The Botswana Government, in an effort to promote investment has made pronouncements such as “Botswana is open for business, and welcomes foreign investment” (Ministry of Commerce and Industry, Botswana: A Strategic Investment Opportunity) Pronouncements by the Minister of trade and industry that Botswana wants to create a conducive environment for business, attract direct foreign investment, promote local investment and diversify the economy. (Mmegi, 15th September 2006, B3). However, for government to achieve this objective it must take specific actions. Such actions include, but are not limited to, resource allocation, innovation, education, trade, FDI competition, fiscal and monetary policies, exchange rates, setting up and maintenance of an efficient legal system and commercial infrastructure. There is a strong influence between government actions, strategies and policies and the way investors behave or respond.
With respect to FDI, before an investor decides to invest in a particular country, it will appraise the business environment of that country. In making such an appraisal the potential investor will seek strategic opportunities and avoid certain environmental threats. The potential investor will look at the political, economic, technological, social and legal environment of a particular country before making an investment decision.
Recently, I read that (Sunday Standard, March 25-31, 2012) the Minister of Trade and Industry, Dorcas Makgathu Malesu, went on a mission to South Africa to woo investors to Botswana. What immediately came to my mind was - what a waste of money! What purpose does it serve to invite investors to Botswana only for them to face a mountain of legal and regulatory barriers when trying to invest here? The legal and regulatory framework has been researched on and reports with findings and recommendations have been made to the government but instead of the situation getting better, it is getting worse. The response of government to such recommendations is to say the least, indifference and carrying on with business as usual. In 2003 the Botswana government, no doubt at a huge cost, commissioned the Foreign Investment Advisory Services (FIAS) report to look into the legal and regulatory barriers to investment in Botswana. The report came up with a number of recommendations to improve the business climate but few have been acted upon.
Also, no doubt at a huge cost to the tax payer’s money, in 2006, the government established the Business and Economic Advisory Council which came up with a report entitled “A strategy for Economic Diversification and Sustainable Growth”. The report came up with a number of findings and recommendations for improving the business environment. What happened to those recommendations? Government is sitting on the report while the situation is getting worse and Botswana’s Doing Business rating is systematically declining over the years. The report noted that the process of applying for a work and residence permit in Botswana is “harrowing”. The report accordingly made a number of recommendations specifically towards making the procedure easier and investor friendly. One can only imagine, after the advent of DIS, the procedure for acquiring work and residence permits became something worse than “harrowing”. Since DIS came into the picture every work and residence permit is declined for “security reasons” How the potential investor poses a security threat to the country will be known only to the department of immigration.

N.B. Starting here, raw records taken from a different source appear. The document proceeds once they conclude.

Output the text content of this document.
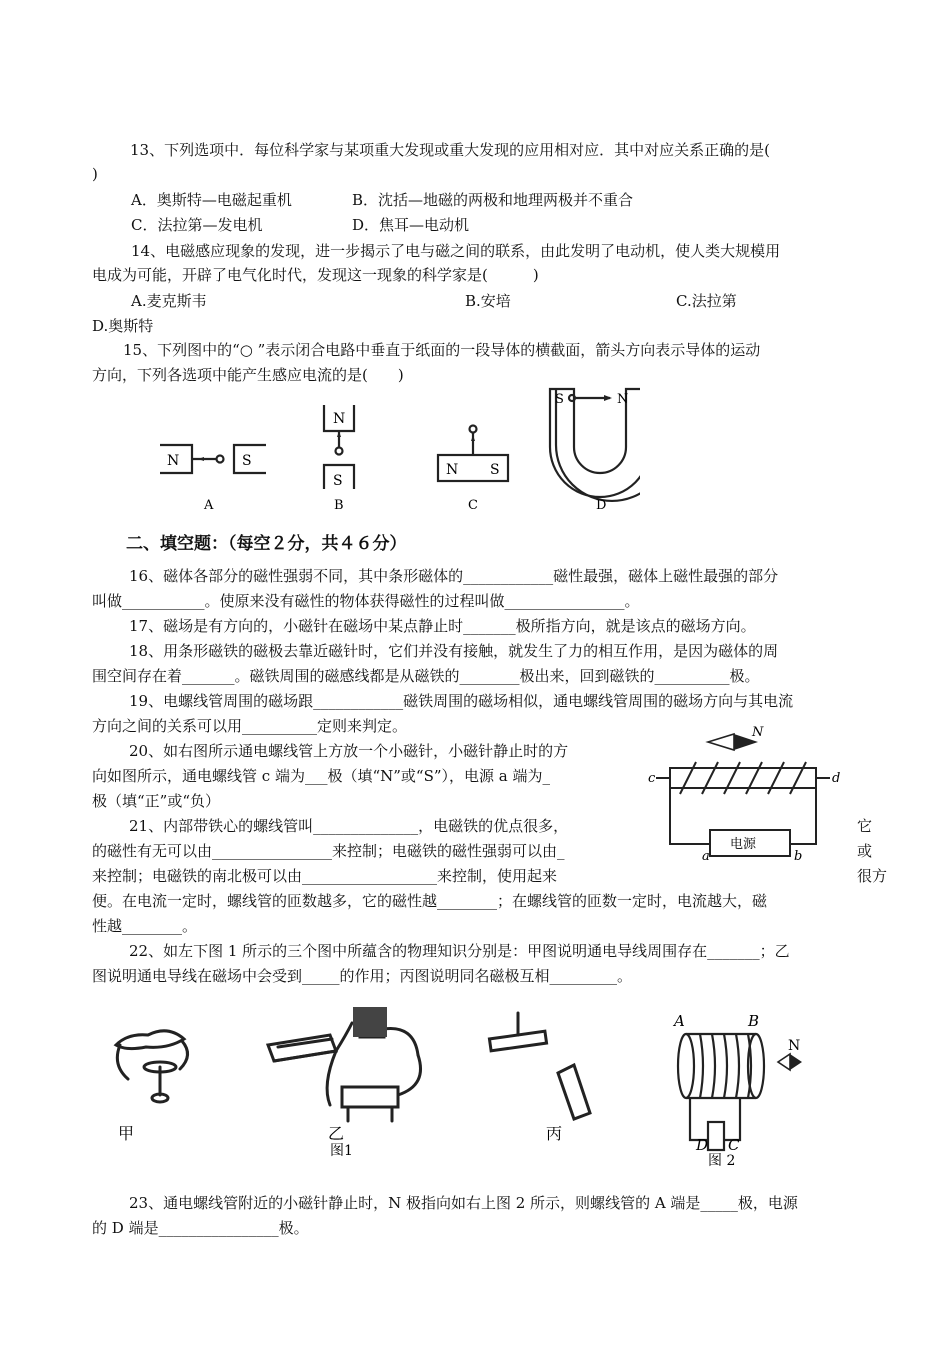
13、下列选项中．每位科学家与某项重大发现或重大发现的应用相对应．其中对应关系正确的是(
)
A．奥斯特—电磁起重机	B．沈括—地磁的两极和地理两极并不重合
C．法拉第—发电机	D．焦耳—电动机
14、电磁感应现象的发现，进一步揭示了电与磁之间的联系，由此发明了电动机，使人类大规模用
电成为可能，开辟了电气化时代，发现这一现象的科学家是(　　　)
A.麦克斯韦	B.安培	C.法拉第
D.奥斯特
15、下列图中的“○ ”表示闭合电路中垂直于纸面的一段导体的横截面，箭头方向表示导体的运动
方向，下列各选项中能产生感应电流的是(　　)
N	S
N
S
N S
S	N
A	B	C	D
二、填空题：（每空２分，共４６分）
16、磁体各部分的磁性强弱不同，其中条形磁体的____________磁性最强，磁体上磁性最强的部分
叫做___________。使原来没有磁性的物体获得磁性的过程叫做________________。
17、磁场是有方向的，小磁针在磁场中某点静止时_______极所指方向，就是该点的磁场方向。
18、用条形磁铁的磁极去靠近磁针时，它们并没有接触，就发生了力的相互作用，是因为磁体的周
围空间存在着_______。磁铁周围的磁感线都是从磁铁的________极出来，回到磁铁的__________极。
19、电螺线管周围的磁场跟____________磁铁周围的磁场相似，通电螺线管周围的磁场方向与其电流
方向之间的关系可以用__________定则来判定。
20、如右图所示通电螺线管上方放一个小磁针，小磁针静止时的方
向如图所示，通电螺线管 c 端为___极（填“N”或“S”），电源 a 端为_
极（填“正”或“负）
N
c	d
a	b
电源
21、内部带铁心的螺线管叫______________，电磁铁的优点很多，	它
的磁性有无可以由________________来控制；电磁铁的磁性强弱可以由_	或
来控制；电磁铁的南北极可以由__________________来控制，使用起来	很方
便。在电流一定时，螺线管的匝数越多，它的磁性越________；在螺线管的匝数一定时，电流越大，磁
性越________。
22、如左下图 1 所示的三个图中所蕴含的物理知识分别是：甲图说明通电导线周围存在_______；乙
图说明通电导线在磁场中会受到_____的作用；丙图说明同名磁极互相_________。
甲	乙	丙
图1
A	B
N
D C
图 2
23、通电螺线管附近的小磁针静止时，N 极指向如右上图 2 所示，则螺线管的 A 端是_____极，电源
的 D 端是________________极。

I concur with Tshekedi Khama, on his on his first sensible contribution to the debate in parliament, concerning the acquisition of work and residence permits. Obviously in an environment such as the one obtaining in the department of immigration the situation is quite conducive for corruption to take place. In a International Finance Corporation and World Bank report by Emery JJ, Spencer M.T., Wells L.T., Buehrer, T.S (2000) entitled “Administrative Barriers to Foreign Direct Investment: Reducing Red Tape in Africa” wrote ”In particular, approvals, permits and other requirements that result in undue delays and unforeseen costs, encourage bribery and corruptions, foster an environment of pervasive uncertainty for all investors. These administrative constraints to investment, which have their origins in the earlier era of extensive state control over private investment persists in spite of a substantial opening up of the economy”

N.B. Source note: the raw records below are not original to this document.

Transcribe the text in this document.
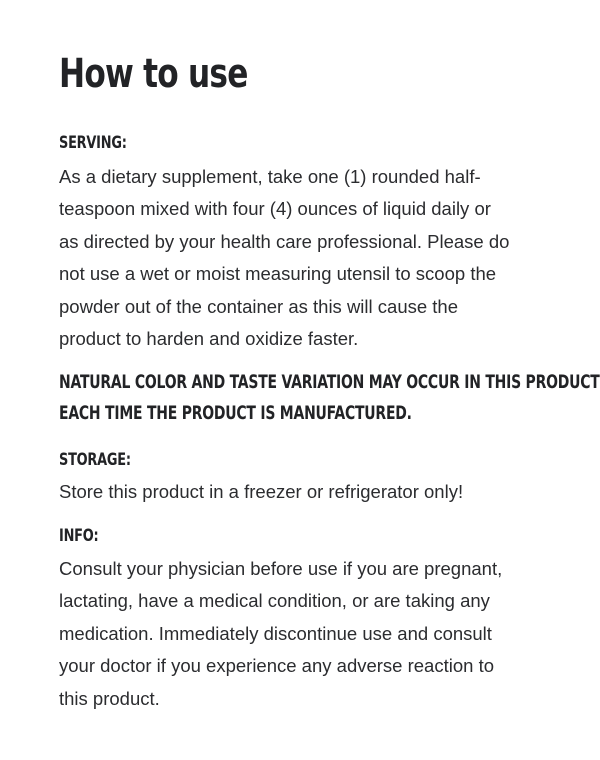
How to use
SERVING:
As a dietary supplement, take one (1) rounded half-
teaspoon mixed with four (4) ounces of liquid daily or
as directed by your health care professional. Please do
not use a wet or moist measuring utensil to scoop the
powder out of the container as this will cause the
product to harden and oxidize faster.
NATURAL COLOR AND TASTE VARIATION MAY OCCUR IN THIS PRODUCT
EACH TIME THE PRODUCT IS MANUFACTURED.
STORAGE:
Store this product in a freezer or refrigerator only!
INFO:
Consult your physician before use if you are pregnant,
lactating, have a medical condition, or are taking any
medication. Immediately discontinue use and consult
your doctor if you experience any adverse reaction to
this product.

However, what has Tshekedi Khama’s government done about the regulatory environment since the recommendations of the Presidential Commission in 1982, FIAS report of 2003 and the BEAC report of 2006? The nation is losing time and opportunity costs while the government acts with no sense of urgency. In the good old days when Botswana was earning huge diamond revenue the government merely paid lip service to diversifying the economy. It was not concerned about the relatively unskilled
population, low technological know -how, the thousands of unemployed citizens roaming the streets and high levels of poverty. Now that the country is in a desperate situation with declining revenues from diamonds the government is running helter skelter trying to come up with hastily cobbled up initiatives.
In the 2003 FIAS report it was noted that “The slow and inefficient process by which legislation is enacted in Botswana does not serve the country’s interest in speeding up the modernization process… The present process of legislative change, which drags on for unacceptable periods of time, defeats the whole purpose of change. It must be accelerated.” Government obviously turned a blind eye to this suggestion.
The BEAC report of 2006 also recommended the establishment of a Law Reform Commission to do the following:
• Systematically overhaul all legislation in Botswana
• Identify and eliminate all inhibiting, unnecessary, cumbersome laws
• Examine all legislation and regulations for compliance with new BEAC recommended principles of open, outward oriented economy
• Completely replace current Civil Service Act, Employment legislation, immigration legislation with new revised and modernized Acts.
In 1982 the report of the Presidential Commission on Economic Opportunities recommended that a permanent Regulations Review Committee be established with a mandate both to review existing legislation and to screen new legislation. What happened to this initiative? It gathered dust on the shelves on government offices and was never acted upon. Government has completely forgotten about the 1982 Presidential Commission and has merely come up with another animal with a different name. A lot of laws that have a bearing on investment were enacted decades ago and are outdated or have outlived their relevance in a modern day economy. For a country that is trying to encourage entrepreneurship the situation is pathetic.
The potential investor will want to ensure that his investment is safe. The potential investor wants certainty. If Botswana has immigration laws that permit the state to declare a person persona non grata and give him 48 hours notice to leave the country for undisclosed reasons, there is a high likelihood that such a law will act as a deterrent to invest in Botswana. In fact such a law will send chills down the spine of a potential investor. How safe is the investment of a person who has been granted a waiver renewable every three months pending determination of his application for work and residence permits. Imagine the pervasive uncertainty for a protected period of time not knowing his fate. This has happened to countless people who invested heavily in this country only to be told that their application for a permit has been declined. We have no investment objectives that can give guidance on what kind of investment Botswana wants. No wonder Botswana attracts people all the way from Asian countries only to sell chips and magwenya here.
So far Botswana has succeeded in being a country which at one point had the highest economic growth rates. Such growth was a jobless growth. Botswana boasted of being a middle income country yet it had one of the highest income disparities. Botswana has established an open economy to encourage foreign investment such as a wide range of tax concessions, financial assistance, no restrictions on foreign exchange or flow of funds in and out of the country but these initiatives have not proved sufficient enough to attract investors to Botswana. Botswana faces the challenge of skills transfer, transfer of technological know-how, diversification of the economy, employment creation and poverty reduction. In order to overcome these challenges the country it is imperative for government to overcome remaining barriers to investment by creating a conducive environment both for the foreign and local investor to do business.
The creation of a conducive business environment has not been undertaken with enough political will, drive and energy. Clearly the government of the day has been sleeping on the job. It is lethargic and unresponsive and out of step with the demands a highly competitive globalised world. The captain of the ship has lost the compass and the ship has completely lost direction. The ruling party says there is still no alternative but this is how it acquits itself. The BCP, the party of choice, is a compelling alternative to the moribund Domgrag.